Using AIS, we tracked the Sungai Gerong as it traveled north through the Sunda Strait — the body of water between the Indonesian islands of Java and Sumatra — to the port of Jakarta. Similar to the Strait of Malacca, the Sunda is an important waterway that connects the Indian Ocean to the Java Sea. Though not as dense with marine traffic as the Malacca Strait, the Sunda is still subjected to pollution from vessels.
We also recently identified two suspected bilge dumps in the Philippines (Figure 2). Occurring on July 6th in the South China Sea, a 238 kilometer long slick behind the vessel in this Sentinel-1 radar image looks like a bilge dump. The Philippine island of Palawan, a popular tourist destination for its beautiful natural landscape, appears on the right side of the map frame. Another smaller slick without a known source is visible to the left of the larger slick.

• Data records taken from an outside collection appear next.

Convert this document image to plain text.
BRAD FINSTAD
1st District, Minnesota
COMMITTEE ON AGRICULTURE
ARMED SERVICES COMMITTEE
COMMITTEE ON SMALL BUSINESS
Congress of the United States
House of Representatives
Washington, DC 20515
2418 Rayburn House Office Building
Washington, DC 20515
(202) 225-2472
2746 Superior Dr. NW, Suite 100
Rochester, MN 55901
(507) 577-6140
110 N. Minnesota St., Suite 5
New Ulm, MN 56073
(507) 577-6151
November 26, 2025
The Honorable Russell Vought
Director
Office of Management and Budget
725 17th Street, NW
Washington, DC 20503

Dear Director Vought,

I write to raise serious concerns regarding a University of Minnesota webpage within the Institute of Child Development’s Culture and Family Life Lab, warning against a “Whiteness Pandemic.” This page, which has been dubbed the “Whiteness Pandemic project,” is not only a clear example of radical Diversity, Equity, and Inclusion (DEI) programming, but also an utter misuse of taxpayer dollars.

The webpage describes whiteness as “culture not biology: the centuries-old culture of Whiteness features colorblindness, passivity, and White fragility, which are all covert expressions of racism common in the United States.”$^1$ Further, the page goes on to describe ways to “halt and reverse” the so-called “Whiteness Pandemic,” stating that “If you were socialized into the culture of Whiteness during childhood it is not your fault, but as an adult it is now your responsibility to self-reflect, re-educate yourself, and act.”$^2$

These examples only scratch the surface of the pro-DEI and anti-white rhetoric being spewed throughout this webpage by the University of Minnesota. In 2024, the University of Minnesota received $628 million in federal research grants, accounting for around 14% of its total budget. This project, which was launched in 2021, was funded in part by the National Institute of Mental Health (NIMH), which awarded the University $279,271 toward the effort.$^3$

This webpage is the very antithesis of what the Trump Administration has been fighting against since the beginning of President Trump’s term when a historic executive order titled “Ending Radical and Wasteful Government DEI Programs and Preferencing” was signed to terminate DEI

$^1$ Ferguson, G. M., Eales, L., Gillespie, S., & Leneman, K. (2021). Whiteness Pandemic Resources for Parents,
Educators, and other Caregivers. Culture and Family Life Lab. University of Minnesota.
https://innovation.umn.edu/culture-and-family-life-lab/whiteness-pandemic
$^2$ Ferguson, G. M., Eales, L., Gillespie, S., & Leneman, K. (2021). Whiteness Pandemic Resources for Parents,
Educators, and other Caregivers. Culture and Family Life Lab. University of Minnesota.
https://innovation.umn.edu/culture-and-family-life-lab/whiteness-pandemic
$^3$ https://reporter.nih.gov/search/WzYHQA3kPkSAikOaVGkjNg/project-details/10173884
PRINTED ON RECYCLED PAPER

Using AIS broadcasts from ShipView, we identified the Ulaya, a Thai oil tanker, as a possible source of the slick. The last AIS broadcast from the Ulaya (seen directly above the ship) was transmitted fifteen minutes before the image was captured. These AIS broadcasts give us reason to believe that the Ulaya could be responsible for this slick. Moreover, ShipView shows that the vessel was headed towards the Port of Belawan in the Strait of Malacca with a shipment of Dangerous Goods. According to the International Maritime Organization, a United Nations agency that regulates global shipping, chemicals falling under this classification are “hazardous to marine environments.” Thus, a slick from this ship could be of greater concern than usual.
These examples show that bilge dumping continues to be a problem in the waters of southeast Asia. But with satellite imagery, anyone, anywhere can see what’s happening on the water and help to raise the alarm. We hope that our persistent and careful surveillance will inspire others to pressure policy makers, government regulators, and the shipping industry to take strong, coordinated action to stop bilge dumping.